Goldener Bär für iranischen Taxi-Driver

Am Ende waren Kritiker und Jury sich einig. Der mutigste Film der diesjährigen Berlinale kam aus dem Iran. Gleichzeitig hat Berlin sein Lieblingskind Jafar Panahi für dessen Mut belohnt. Der mutigste Film der diesjährigen Berlinale kommt aus dem Iran und heisst «Taxi». Am Ende waren Kritiker und Jury sich einig und belohnten Regisseur Jafar Panahi […]

Weil ihr Onkel im Iran im Hausaresst sitzt: Die Enkelin von Jafar Panahi mit dem goldenen Bären

Am Ende waren Kritiker und Jury sich einig. Der mutigste Film der diesjährigen Berlinale kam aus dem Iran. Gleichzeitig hat Berlin sein Lieblingskind Jafar Panahi für dessen Mut belohnt.

Der mutigste Film der diesjährigen Berlinale kommt aus dem Iran und heisst «Taxi». Am Ende waren Kritiker und Jury sich einig und belohnten Regisseur Jafar Panahi für dessen Mut.

Panahi, der an der Berlinale 2006 den Grossen Preis der Jury gewann, steht seit fünf Jahren im Iran unter Hausarrest. Wie fast jedes Jahr, war er an der Berlinale wiederum der grosse Abwesende.

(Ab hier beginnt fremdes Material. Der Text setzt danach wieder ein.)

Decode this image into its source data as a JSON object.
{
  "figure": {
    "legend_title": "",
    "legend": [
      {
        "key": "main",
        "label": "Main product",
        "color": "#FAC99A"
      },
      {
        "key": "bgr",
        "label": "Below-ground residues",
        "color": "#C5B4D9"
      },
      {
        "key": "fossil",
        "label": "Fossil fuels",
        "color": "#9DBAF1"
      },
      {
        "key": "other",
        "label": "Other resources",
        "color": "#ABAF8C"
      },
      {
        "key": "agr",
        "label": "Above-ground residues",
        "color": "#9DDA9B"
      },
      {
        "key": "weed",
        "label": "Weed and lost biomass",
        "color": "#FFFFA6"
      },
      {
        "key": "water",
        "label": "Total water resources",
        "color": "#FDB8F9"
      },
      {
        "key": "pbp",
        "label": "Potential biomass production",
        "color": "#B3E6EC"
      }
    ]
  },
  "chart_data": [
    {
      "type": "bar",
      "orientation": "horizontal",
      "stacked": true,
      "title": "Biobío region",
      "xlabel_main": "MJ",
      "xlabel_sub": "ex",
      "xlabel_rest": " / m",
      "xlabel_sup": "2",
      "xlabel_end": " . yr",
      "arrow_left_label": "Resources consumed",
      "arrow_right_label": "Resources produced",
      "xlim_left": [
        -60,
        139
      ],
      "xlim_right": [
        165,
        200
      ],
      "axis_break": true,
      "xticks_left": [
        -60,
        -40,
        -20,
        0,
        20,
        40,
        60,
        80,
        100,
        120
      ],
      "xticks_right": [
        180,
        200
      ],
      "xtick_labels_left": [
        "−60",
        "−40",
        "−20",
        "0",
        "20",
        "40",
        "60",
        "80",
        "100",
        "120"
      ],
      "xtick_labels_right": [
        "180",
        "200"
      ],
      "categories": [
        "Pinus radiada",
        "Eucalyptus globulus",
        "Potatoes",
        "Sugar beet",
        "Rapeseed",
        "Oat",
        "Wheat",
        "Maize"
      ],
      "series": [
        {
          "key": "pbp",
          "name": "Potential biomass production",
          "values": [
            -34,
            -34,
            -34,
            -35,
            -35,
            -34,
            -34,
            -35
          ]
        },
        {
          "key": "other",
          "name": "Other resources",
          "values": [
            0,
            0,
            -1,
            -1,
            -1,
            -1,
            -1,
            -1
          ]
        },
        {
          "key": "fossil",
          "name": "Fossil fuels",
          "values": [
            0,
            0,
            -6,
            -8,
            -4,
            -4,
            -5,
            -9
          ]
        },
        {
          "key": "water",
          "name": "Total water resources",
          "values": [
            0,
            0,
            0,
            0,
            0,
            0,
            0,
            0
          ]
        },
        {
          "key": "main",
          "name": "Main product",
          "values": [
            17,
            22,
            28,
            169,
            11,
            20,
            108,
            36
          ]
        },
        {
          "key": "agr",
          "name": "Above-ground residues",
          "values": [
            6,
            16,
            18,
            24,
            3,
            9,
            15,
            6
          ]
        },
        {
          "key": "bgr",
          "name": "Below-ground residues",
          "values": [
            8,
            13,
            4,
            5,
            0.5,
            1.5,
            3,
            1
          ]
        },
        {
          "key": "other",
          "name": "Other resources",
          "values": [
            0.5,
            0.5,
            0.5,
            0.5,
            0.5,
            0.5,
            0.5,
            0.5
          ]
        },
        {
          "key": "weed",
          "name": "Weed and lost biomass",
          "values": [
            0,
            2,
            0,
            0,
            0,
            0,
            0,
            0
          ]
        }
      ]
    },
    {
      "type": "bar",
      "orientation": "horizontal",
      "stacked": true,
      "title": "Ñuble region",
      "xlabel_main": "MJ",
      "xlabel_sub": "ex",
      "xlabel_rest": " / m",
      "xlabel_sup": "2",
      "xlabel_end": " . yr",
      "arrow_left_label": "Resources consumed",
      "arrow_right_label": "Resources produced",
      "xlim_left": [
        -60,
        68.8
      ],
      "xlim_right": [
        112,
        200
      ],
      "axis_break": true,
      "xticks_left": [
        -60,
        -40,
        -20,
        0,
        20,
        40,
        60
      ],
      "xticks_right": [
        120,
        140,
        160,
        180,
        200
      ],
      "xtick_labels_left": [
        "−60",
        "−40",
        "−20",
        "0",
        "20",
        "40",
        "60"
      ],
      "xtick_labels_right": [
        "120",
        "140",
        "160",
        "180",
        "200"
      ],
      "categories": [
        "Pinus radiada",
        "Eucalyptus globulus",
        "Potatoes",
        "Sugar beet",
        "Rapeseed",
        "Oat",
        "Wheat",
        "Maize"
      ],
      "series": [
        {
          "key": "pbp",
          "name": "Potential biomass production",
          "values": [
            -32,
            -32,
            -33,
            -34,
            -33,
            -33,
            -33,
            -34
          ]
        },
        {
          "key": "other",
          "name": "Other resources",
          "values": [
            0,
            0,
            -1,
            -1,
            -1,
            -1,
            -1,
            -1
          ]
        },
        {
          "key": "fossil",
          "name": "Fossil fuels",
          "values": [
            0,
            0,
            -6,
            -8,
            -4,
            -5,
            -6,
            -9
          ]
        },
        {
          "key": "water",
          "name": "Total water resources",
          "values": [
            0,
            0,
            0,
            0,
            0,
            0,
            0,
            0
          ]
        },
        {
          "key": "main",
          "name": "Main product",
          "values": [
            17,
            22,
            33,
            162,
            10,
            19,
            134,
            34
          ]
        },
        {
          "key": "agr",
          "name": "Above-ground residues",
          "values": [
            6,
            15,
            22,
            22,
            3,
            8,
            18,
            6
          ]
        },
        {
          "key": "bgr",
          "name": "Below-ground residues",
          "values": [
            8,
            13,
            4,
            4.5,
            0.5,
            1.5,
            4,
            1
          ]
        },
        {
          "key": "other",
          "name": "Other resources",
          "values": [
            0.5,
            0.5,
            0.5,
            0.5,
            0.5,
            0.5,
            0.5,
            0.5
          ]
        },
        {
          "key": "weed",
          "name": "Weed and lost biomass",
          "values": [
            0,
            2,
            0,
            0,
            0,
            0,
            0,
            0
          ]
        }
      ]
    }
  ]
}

Vor vier Jahren blieb sein Stuhl als Mitglied der Jury demonstrativ leer. Vor zwei Jahren war er mit «Pardé» im Wettbewerb vertreten – ohne anreisen zu dürfen. In diesem Jahr kürte man den Regisseur, der trotz Berufsverbot wieder einen Film aus dem Land schmuggelte, zum Gewinner des goldenen Bären.

Nahe bei der Person

Panahi tut in seinem Film «Taxi», was andere Künstler auch tun, die von ihrer Kunst nicht leben dürfen: Er fährt Taxi. Er befragt seine Passagiere, während er sie durch Teheran fährt. Mit zwei fest installierten Kameras blickt er in die alltägliche Privatheit in seinem Taxi und fängt dabei intime, wie auch dramatische und ganz alltägliche Augenblicke ein.

Er greift zur schärfsten Waffe, die politische Machthaber fürchten: Humor. Und er nimmt den Machthabern deren Waffe aus der Hand – die Kontrolle der Öffentlichkeit.

Mit «Taxi» wurde aber nicht nur ein Dokument politischer Aufmüpfigkeit gekürt. Es wurde auch der Mut belohnt, für einen Film sein Leben zu riskieren.

Ein Western aus dem Osten: Aferim!

Ein Western aus dem Osten: Aferim!

Ein guter und vielseitiger Jahrgang

Fast ebenso halsbrecherisch hat der Rumäne Radu Jude, der für «Aferim!» einen silbernen Bären erhielt, seinen Kommentar zur Gegenwart verpackt.

Er verlegt seine östliche Western-Geschichte ins neunzehnte Jahrhundert, in die feudale Wallachei. Dort lässt er in einer poetischen Don Quichotterie eine exemplarische Ausschaffung exerzieren.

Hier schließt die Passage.